DÜZCE (AA) – Düzce’de çocuk yaşta boyunlarına astıkları mezurayla yarım asırdan fazladır terzilik yapan 75 yaşındaki Necati Korkmaz ve 70 yaşındaki Burhan Yemenici, çırak bulamamaktan yakınsalar da gönül verdikleri mesleği yaşatmak için ömürleri vefa ettiği sürece çalışmak istiyor.
Kent merkezindeki dükkanında 15 yaşında adım attığı mesleğini sürdüren Necati Korkmaz, AA muhabirine, usta çırak ilişkisiyle bugünlere geldiğini belirtti.
Korkmaz, çıraklık zamanlarında usta disiplininin bulunduğunu, şimdiki çıraklar gibi kendi başlarına hareket edemediklerini anlatarak, “Bu işler öyle paraya pula bağlı değildi. Meslek öğrenmek gayesiyle ustanın yanında çalıştık.” dedi.
Başkalarının yönlendirmesiyle değil kendi isteğiyle mesleğe başladığını belirten Korkmaz, “Bugünlere kadar geldik. Geçmişte çok çırak yetiştirdim, hepsi gitti, şimdi kalmadı. Yetiştirdiklerimin çoğu dükkan açtı, tekstil işine girdi.” diye konuştu.
Korkmaz, çıraklık zamanında ayakla çevirmeli makinelerle çalıştıklarını, gelişen tekstil sektörünün bazılarını etkilediğini ama kendisinin çok fazla etkilenmediğini dile getirerek, eskiden takım elbise diktiğini ancak yanında eleman olmadığı için artık tamirat üzerine çalıştığını kaydetti.
Bazı müşterilerin yaptırdıkları ürünleri dükkanda unuttuklarını söyleyen Korkmaz, 2 sene almayanların olduğunu, sahipleri uzun süre gelmezse ihtiyaç sahiplerine verdiğini anlattı.

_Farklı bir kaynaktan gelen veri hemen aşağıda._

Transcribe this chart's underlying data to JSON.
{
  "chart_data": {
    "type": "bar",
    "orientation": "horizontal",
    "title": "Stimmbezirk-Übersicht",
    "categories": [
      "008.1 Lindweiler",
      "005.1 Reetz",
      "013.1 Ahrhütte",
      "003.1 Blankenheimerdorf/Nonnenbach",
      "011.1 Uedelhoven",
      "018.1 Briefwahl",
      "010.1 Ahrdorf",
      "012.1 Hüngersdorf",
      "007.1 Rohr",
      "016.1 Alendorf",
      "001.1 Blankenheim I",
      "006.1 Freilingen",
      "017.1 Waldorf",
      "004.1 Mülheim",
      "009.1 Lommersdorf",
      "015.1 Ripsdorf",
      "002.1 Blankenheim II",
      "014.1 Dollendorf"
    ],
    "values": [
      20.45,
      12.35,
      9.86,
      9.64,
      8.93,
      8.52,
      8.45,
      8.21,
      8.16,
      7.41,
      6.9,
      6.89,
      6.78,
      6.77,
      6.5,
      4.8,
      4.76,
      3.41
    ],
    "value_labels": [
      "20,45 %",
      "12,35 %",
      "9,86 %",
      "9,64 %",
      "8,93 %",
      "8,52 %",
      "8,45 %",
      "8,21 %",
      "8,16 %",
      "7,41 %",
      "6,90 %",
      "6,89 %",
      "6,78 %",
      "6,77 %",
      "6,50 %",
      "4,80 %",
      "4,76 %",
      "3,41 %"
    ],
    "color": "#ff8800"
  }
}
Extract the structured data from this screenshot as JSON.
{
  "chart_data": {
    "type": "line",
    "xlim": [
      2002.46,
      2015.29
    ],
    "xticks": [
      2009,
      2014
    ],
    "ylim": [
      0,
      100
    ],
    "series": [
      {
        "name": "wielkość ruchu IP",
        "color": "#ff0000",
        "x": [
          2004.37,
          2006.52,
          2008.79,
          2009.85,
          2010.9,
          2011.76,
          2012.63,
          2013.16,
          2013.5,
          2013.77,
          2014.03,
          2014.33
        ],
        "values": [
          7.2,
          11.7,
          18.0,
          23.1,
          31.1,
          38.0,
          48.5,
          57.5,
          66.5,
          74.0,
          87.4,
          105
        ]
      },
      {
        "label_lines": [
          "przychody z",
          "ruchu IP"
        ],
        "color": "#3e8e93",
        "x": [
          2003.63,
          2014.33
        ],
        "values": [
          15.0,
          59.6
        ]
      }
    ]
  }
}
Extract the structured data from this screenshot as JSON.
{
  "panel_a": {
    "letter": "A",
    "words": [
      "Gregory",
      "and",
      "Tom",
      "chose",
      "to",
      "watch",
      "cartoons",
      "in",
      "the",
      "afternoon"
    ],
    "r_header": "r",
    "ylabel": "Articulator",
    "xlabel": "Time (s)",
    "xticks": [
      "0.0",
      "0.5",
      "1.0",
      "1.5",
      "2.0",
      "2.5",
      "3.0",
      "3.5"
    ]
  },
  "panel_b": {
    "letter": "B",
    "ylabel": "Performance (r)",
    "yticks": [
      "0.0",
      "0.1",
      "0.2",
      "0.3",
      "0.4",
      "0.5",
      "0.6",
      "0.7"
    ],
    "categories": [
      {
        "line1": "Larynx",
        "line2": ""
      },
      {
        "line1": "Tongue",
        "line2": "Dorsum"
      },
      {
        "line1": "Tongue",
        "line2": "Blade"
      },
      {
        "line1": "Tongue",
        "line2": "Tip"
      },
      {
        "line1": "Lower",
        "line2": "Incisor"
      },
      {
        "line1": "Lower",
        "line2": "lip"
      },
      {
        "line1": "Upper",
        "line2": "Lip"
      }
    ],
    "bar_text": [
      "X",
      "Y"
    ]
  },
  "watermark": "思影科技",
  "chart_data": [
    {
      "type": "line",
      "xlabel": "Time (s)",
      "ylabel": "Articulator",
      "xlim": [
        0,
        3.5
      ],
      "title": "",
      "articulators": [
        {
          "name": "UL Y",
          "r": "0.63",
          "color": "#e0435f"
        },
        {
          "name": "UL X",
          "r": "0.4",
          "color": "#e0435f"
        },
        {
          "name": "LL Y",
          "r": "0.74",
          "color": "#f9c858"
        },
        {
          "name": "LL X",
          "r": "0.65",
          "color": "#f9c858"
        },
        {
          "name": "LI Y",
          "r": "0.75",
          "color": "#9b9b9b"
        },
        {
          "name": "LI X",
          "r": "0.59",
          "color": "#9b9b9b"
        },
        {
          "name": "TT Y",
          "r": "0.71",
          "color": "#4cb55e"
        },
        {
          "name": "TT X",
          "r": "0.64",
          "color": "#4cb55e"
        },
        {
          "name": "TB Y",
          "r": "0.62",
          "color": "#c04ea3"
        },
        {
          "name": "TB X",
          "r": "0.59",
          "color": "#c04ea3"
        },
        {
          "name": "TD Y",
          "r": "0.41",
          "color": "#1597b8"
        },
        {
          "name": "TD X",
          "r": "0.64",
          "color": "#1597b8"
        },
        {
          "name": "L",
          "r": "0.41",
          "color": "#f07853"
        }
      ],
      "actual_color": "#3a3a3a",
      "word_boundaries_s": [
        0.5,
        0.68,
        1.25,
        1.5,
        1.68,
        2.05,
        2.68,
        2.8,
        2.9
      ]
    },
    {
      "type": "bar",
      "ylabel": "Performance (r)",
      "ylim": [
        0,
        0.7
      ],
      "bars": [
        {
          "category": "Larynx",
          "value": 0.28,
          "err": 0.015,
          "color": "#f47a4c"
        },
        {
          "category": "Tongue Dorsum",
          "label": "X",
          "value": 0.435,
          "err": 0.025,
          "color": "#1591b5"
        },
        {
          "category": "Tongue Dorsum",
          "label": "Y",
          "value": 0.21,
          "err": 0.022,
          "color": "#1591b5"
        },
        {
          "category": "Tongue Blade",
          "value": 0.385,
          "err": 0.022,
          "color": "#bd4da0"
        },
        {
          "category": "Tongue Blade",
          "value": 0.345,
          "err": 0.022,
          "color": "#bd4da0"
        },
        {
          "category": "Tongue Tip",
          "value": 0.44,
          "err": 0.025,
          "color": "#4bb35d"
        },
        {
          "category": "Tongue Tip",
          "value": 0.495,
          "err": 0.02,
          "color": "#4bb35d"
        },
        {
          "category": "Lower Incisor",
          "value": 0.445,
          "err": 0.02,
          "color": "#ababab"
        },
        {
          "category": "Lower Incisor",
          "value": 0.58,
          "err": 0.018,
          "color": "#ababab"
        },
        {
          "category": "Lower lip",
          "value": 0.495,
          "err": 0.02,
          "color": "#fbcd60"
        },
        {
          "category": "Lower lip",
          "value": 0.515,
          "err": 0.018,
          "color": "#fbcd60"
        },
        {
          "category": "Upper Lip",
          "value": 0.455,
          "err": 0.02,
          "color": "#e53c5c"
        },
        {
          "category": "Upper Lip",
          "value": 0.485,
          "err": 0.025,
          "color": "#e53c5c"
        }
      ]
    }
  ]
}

Korkmaz, mesleğini severek sürdürdüğünü dile getirerek, “Eskiden nasılsam bugün de aynı değişen bir şey yok. Ben yıllardır ne pazar bilirim ne başka gün, günümün çoğu burada geçer. Öyle başka bir işle de hiç uğraşmadım, mesleğim bu. Bundan başka bir iş bilmem, 60 yıldır aynı mesleğimle devam ediyorum. Severek yaptığım bir iş, o bakımdan hiç tedirginliğim yok, gayet iyi gidiyor.” ifadesini kullandı.
“Eskiden elbiseyi yetiştiremiyorduk, tamir işleri yapmıyorduk”
Akçakoca ilçesinde 13 metrekarelik iş yerinde terzilik yapan Burhan Yemenici, mesleğe ilk adımını 1967 yılında İstanbul’da ağabeyinin yanında çıraklıkla attı.
Bir yıl sonra döndükleri ilçede bir süre ağabeyiyle çalışan, ardından Akçakoca, Karadeniz Ereğli ve Adapazarı’nda ustaların yanında yetişen Yemenici, 1975 yılında kendi iş yerini açtı.
Terzilerin eskisi gibi rağbet görmediğini söyleyen Yemenici, konfeksiyon sektörünün gelişmesiyle mesleğin gerilediğini anlattı.
Yemenici, eskiden hazır giyim yok denecek kadar az olduğu için elbise diktiklerini hatırlatarak, “Eskiden elbiseyi yetiştiremiyorduk, tamir işleri yapmıyorduk hatta ramazanları yemeği yiyip gelip tekrar sahura gidip 1 ay neredeyse hiç uyumadan çalışıyorduk. O günler geçti, konfeksiyon aldı başını yürüdü. Bizim gibi terziler de yok denecek kadar azaldı.” şeklinde konuştu.
Artık çırak yetişmediğini vurgulayan Yemenici, “Konfeksiyon çıkana kadar çırak, kalfa yetişiyordu ama artık rağbet düştü. İnsanlar çocuğunu çırak olarak göndermemeye başladı. Biz gittikten yaklaşık 10 sene sonra düğme dikecek terzi bulamazsın. İnsanlar kendi öz becerileriyle bir şeyler yaparsa yapar, 10 sene sonra tamamıyla ölür. Bu meslekte gençlerin yetişmesi lazım.” değerlendirmesinde bulundu.
Yemenici, sabah dükkanını açtıktan sonra ilk gazetelere göz attığını, ardından akşam ezanına kadar çalışmaya devam ettiğini söyledi.
Mesleğini sağlığı elverdikçe sürdürmeye kararlı olduğunu dile getiren Yemenici, “Severek yapıyorum. Sevmezsen bu iş yapılmaz zaten. Müşterim de gayet memnun. Gözüm gördüğü yere kadar devam edeceğim.” dedi.